Tunisie: vives critiques contre l’éventualité d’amnistier les jihadistes

Par Houda Ibrahim 

La Tunisie vit, depuis plusieurs jours, au rythme d'une grande polémique causée par le retour des jihadistes tunisiens des zones de conflit en Irak, en Syrie et en Libye. La polémique a encore enflé suite aux déclarations du président tunisien, Béji Caïd Essebsi. Il a laissé entendre qu’une amnistie, façon algérienne, pourrait être appliquée vis-à-vis de ces jihadistes tunisiens, à leur retour.

Une pluie de réactions et de critiques a déferlé en Tunisie contre la possibilité d’amnistier près de 6 000 jihadistes tunisiens recensés, officiellement, par l'ONU et qui sont susceptibles de rentrer dans leur pays après avoir été impliqués dans des actes terroristes à l'étranger, notamment dans les rangs de différents groupes jihadistes comme al-Qaïda et le groupe Etat islamique.

Des responsables politiques au sein du gouvernement et dans l’opposition ont montré leur discordance sur la possibilité d’amnistier ces Tunisiens. Le président Béji Caïd Essebsi avait considéré qu’il n’y avait pas, en Tunisie, « assez de prisons pour pouvoir contenir les islamistes de retour » et avait fait l'éloge de la loi d'amnistie algérienne de 2005.

Plusieurs partis politiques ont dénoncé ces propos et la plus virulente des réactions vient de la plus importante centrale syndicale, à savoir l’Union des travailleurs tunisiens (UGTT). Elle a estimé, dans un communiqué, que l'amnistie, en Algérie, était « une illusion » et que certains partis voulaient transformer la Tunisie en « refuge » pour les terroristes. L’UGTT a appelé le pouvoir à éclairer sa position et à appliquer la loi sur le terrorisme. « Accepter des terroristes repentis, c’est possible, mais uniquement en se basant sur cette loi », indique le communiqué.

« Non au retour des terroristes », est la parole la plus clamée, ces derniers temps, par la société civile sur les réseaux sociaux. La majorité des citoyens tunisiens refuse ce qu'on appelle désormais « la loi du repentir ».

Les fortes réactions ont amené le gouvernement à tenir une réunion exceptionnelle, vendredi soir, pour étudier la question. Il a alors nié l’existence d’une loi secrète d’amnistie ainsi que l’existence d’un accord, avec d’autres pays, pour le retour de ces terroristes.

La bataille des chiffres

L’ONU, dans son rapport daté de juillet 2015, a estimé le nombre de Tunisiens en zones de conflit à près de 6 000, répartis entre la Syrie, l’Irak, la Libye et le Yémen. Le président tunisien parle de près de 3 000 terroristes tunisiens à l’étranger dont 600 sont morts en Syrie. Les autorités syriennes, elles, avancent un chiffre bien plus élevé en affirmant qu’en 2014, quelque 10 000 combattants tunisiens étaient en Syrie.

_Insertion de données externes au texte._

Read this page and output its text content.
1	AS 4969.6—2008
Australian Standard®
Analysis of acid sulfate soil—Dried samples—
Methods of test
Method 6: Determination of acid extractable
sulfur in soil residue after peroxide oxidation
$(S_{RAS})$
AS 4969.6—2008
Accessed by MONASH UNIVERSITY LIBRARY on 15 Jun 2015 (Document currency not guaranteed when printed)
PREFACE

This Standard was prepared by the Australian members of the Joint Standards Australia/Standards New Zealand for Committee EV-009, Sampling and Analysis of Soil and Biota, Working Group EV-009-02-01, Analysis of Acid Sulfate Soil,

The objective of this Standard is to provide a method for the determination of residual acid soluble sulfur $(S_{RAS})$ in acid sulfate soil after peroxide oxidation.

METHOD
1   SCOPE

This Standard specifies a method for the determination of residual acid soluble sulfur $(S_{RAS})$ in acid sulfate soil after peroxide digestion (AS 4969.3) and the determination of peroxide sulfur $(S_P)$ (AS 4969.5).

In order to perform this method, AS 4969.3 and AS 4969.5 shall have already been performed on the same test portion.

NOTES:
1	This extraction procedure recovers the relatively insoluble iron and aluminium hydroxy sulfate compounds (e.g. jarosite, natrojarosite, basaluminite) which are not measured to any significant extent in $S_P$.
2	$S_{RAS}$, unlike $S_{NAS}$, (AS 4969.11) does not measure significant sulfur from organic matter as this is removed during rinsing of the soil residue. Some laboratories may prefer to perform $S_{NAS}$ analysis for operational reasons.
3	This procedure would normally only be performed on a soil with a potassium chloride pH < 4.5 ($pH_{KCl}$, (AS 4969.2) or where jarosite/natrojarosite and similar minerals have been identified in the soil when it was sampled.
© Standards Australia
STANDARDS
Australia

En 2015, une délégation tunisienne composée de juristes et de journalistes affirmait, quant à elle, qu’entre 7 000 et 8 000 terroristes tunisiens étaient en Syrie et que 2 000 autres y sont morts.

La Tunisie exclut les Tunisiens porteurs de la double nationalité de sa liste de terroristes à l’étranger et n'inclut pas, dans ces chiffres, tous ceux qui se sont endoctrinés au jihad en Europe.

Les spécialistes du terrorisme considèrent qu’il n y a plus aucun doute sur le fait que le contingent tunisien est le plus grand parmi les terroristes qui ont rejoint les zones de conflits. Actuellement, il y a 800 terroristes détenus en Tunisie, après leur retour. Quelque dizaines d’autres sont rentrés sans en être inquiétés.

L'héritage afghan

Le jihadisme en Tunisie ne date pas de 2011. Des Tunisiens afghans ont été vite libérés du temps de l’ancien président Zein el-Abidine Ben Ali, faute de preuves contre eux. Dans le pays, nombreux sont ceux qui considèrent que les Tunisiens afghans ont formé ceux qui sont allés faire le jihad en Syrie, en Irak et ailleurs.

Face à ce phénomène de retour, les autorités tunisiennes sont accusées de laxisme et le citoyen craint le pire pour son avenir et pour celui de la Tunisie.